La ricetta proposta, tra altre, è relativamente semplice: alzare il prezzo dei generici e abbassare quello delle specialità. Può non piacere, ma se si accettano le regole di mercato si deve tenere presente anche la possibilità di ottenere un profitto. Altrimenti si deve passare alla produzione statale dei farmaci a basso costo ma indispensabili, oppure se ne rende obbligatoria la produzione da parte di chi accede a questo mercato con i prodotti ad alto costo. Certo in questo caso non è più economia di mercato (cosa che può anche non dispiacere). Oppure ancora si ammette finalmente che le leggi di mercato classiche risultano solo parzialmente applicabili alla sanità (come del resto sosteneva uno dei padri dell’economia sanitaria, Kenneth Arrow).
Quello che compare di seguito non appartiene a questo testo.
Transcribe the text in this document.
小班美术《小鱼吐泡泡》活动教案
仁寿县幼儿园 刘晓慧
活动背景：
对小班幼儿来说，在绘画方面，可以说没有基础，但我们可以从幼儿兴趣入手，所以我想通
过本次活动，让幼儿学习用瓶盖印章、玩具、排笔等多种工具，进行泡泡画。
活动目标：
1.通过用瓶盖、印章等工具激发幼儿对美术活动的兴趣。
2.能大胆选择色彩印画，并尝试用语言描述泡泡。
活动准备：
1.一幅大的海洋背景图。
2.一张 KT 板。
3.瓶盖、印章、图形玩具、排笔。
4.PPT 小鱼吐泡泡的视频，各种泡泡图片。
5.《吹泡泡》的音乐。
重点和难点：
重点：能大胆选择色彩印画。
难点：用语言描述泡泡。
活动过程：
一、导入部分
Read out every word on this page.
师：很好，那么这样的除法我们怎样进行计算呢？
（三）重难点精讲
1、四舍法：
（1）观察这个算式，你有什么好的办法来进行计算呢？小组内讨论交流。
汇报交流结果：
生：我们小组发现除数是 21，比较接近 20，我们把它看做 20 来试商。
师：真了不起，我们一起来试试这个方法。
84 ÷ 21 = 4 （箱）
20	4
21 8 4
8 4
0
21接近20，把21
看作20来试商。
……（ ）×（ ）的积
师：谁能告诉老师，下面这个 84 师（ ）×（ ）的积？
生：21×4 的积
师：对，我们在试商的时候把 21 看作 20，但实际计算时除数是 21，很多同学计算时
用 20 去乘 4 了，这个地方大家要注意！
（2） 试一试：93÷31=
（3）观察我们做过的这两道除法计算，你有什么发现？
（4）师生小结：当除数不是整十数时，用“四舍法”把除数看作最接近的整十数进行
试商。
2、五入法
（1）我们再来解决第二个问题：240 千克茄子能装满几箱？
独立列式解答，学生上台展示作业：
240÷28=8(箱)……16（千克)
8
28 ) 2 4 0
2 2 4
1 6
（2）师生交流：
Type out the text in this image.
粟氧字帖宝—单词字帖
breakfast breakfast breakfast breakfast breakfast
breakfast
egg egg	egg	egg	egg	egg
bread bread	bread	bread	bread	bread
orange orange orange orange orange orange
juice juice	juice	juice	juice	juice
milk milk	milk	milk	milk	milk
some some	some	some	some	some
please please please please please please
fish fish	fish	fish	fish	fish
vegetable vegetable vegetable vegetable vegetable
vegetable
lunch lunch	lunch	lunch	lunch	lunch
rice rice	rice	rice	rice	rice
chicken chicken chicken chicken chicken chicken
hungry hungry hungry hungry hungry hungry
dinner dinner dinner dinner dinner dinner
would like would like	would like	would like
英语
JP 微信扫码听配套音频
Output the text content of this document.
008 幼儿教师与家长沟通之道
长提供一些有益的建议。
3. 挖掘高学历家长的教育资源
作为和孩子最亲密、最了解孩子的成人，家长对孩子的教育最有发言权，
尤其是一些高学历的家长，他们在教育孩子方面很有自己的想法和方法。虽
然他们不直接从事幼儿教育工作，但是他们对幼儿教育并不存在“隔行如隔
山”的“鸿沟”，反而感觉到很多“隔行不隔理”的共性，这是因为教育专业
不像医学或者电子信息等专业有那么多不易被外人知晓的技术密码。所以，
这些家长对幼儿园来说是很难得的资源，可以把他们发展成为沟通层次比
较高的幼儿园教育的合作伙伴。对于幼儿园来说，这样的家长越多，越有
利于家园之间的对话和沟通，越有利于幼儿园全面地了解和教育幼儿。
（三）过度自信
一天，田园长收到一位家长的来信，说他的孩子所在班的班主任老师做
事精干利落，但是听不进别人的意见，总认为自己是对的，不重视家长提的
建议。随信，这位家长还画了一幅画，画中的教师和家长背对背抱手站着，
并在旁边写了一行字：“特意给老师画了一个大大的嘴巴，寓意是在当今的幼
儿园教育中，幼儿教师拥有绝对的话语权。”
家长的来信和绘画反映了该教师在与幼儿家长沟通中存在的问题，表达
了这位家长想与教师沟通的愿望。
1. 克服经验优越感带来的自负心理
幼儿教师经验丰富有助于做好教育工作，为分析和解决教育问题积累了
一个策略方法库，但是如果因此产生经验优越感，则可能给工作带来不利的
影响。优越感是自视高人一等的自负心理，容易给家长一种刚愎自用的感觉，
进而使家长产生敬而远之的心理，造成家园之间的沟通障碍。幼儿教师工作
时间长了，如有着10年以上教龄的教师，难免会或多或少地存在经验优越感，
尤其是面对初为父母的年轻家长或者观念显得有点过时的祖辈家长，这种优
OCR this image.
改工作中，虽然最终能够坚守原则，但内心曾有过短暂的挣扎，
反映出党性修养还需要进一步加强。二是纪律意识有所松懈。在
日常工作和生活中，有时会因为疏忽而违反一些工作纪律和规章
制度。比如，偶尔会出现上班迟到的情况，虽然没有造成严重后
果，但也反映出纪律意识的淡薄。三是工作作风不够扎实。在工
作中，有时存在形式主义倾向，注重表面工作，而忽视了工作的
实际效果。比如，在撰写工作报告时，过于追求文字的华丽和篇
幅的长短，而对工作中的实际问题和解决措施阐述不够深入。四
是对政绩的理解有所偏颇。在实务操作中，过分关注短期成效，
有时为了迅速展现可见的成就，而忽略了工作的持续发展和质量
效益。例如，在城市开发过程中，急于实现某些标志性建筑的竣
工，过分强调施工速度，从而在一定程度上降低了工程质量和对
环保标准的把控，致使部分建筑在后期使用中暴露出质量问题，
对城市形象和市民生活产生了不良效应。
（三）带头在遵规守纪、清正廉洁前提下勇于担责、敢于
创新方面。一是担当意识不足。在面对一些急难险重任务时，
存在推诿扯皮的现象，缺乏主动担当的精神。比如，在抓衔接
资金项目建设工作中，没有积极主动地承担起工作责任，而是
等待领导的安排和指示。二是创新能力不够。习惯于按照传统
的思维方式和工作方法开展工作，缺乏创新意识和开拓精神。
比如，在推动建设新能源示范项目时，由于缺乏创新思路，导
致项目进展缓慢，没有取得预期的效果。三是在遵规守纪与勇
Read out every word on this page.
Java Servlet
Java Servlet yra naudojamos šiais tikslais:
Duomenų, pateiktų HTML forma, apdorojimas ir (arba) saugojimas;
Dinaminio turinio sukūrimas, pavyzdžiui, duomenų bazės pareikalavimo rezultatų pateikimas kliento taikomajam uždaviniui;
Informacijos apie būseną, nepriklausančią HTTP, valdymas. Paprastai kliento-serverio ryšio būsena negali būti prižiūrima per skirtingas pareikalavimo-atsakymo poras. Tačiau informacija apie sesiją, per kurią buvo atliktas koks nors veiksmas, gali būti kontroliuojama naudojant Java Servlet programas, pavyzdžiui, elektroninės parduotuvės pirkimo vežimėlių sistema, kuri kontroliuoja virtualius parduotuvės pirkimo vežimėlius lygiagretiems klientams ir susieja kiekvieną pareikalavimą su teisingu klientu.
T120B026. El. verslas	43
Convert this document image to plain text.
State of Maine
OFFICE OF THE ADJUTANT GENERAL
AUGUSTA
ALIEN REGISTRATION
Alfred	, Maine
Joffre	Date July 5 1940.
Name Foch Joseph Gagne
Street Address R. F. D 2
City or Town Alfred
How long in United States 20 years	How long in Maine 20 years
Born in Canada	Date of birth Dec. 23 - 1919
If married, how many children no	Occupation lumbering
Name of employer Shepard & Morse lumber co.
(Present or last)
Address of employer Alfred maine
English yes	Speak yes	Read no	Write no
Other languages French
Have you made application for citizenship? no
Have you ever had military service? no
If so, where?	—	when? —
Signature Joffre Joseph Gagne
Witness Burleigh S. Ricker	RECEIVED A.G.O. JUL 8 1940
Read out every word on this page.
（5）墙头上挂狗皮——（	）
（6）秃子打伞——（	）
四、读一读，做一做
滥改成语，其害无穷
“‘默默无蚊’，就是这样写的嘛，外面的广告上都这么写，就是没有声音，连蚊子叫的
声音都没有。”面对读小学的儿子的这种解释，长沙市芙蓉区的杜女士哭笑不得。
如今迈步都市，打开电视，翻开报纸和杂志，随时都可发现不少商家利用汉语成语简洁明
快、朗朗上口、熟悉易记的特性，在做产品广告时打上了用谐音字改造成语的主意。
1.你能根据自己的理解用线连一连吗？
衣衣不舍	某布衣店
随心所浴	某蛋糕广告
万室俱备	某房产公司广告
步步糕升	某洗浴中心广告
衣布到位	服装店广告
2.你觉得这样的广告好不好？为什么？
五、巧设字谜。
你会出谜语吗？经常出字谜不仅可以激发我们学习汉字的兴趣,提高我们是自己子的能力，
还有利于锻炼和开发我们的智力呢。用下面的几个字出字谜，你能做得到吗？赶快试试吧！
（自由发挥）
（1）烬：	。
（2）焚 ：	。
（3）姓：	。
Il caso dei farmaci oncologici, comunque, non è isolato. Basti pensare alla scarsità di eparina, e alle gravi contraffazioni con il condroitin solfato supersolfato, di quale anno fa. Un problema di qualità della produzione, certamente, ma originato dalla delocalizzazione della produzione, a sua volta dovuta al basso prezzo delle versioni generiche del farmaco. O anche il caso molto recente della benzilpenicillina benzatinica, altro medicinale con un solo produttore nazionale, pagata due euro dal SSN quando era in fascia A e 24 dal cittadino quando è passata in fascia C. Sono troppi 24 euro o sono troppo pochi 2 euro?
Determinare il prezzo di un medicinale è cosa difficilissima, tanto che di schemi se ne sono avuti tantissimi: da quello del Cip farmaci dei tempi di Duilio Poggiolini, che consentì utili da mille e una notte anche a molecole di discutibile utilità, a quello che la Gran Bretagna ha appena dismesso, che contrattava l’utile complessivo dell’azienda produttrice ma non il prezzo del singolo medicinale. Il vero pericolo, però, è che insistere sulla continua discesa dei prezzi potrebbe semplicemente portare alla scomparsa di certi prodotti. Il meccanismo sarebbe simile a quello che ricordano solo gli ultracinquantenni: un tempo, nel paniere dei prodotti usato per misurare l’inflazione erano comprese anche le famigerate sigarette Nazionali semplici, che miracolosamente costavano sempre pochissimo. Peccato che dal tabaccaio non ci fossero praticamente mai.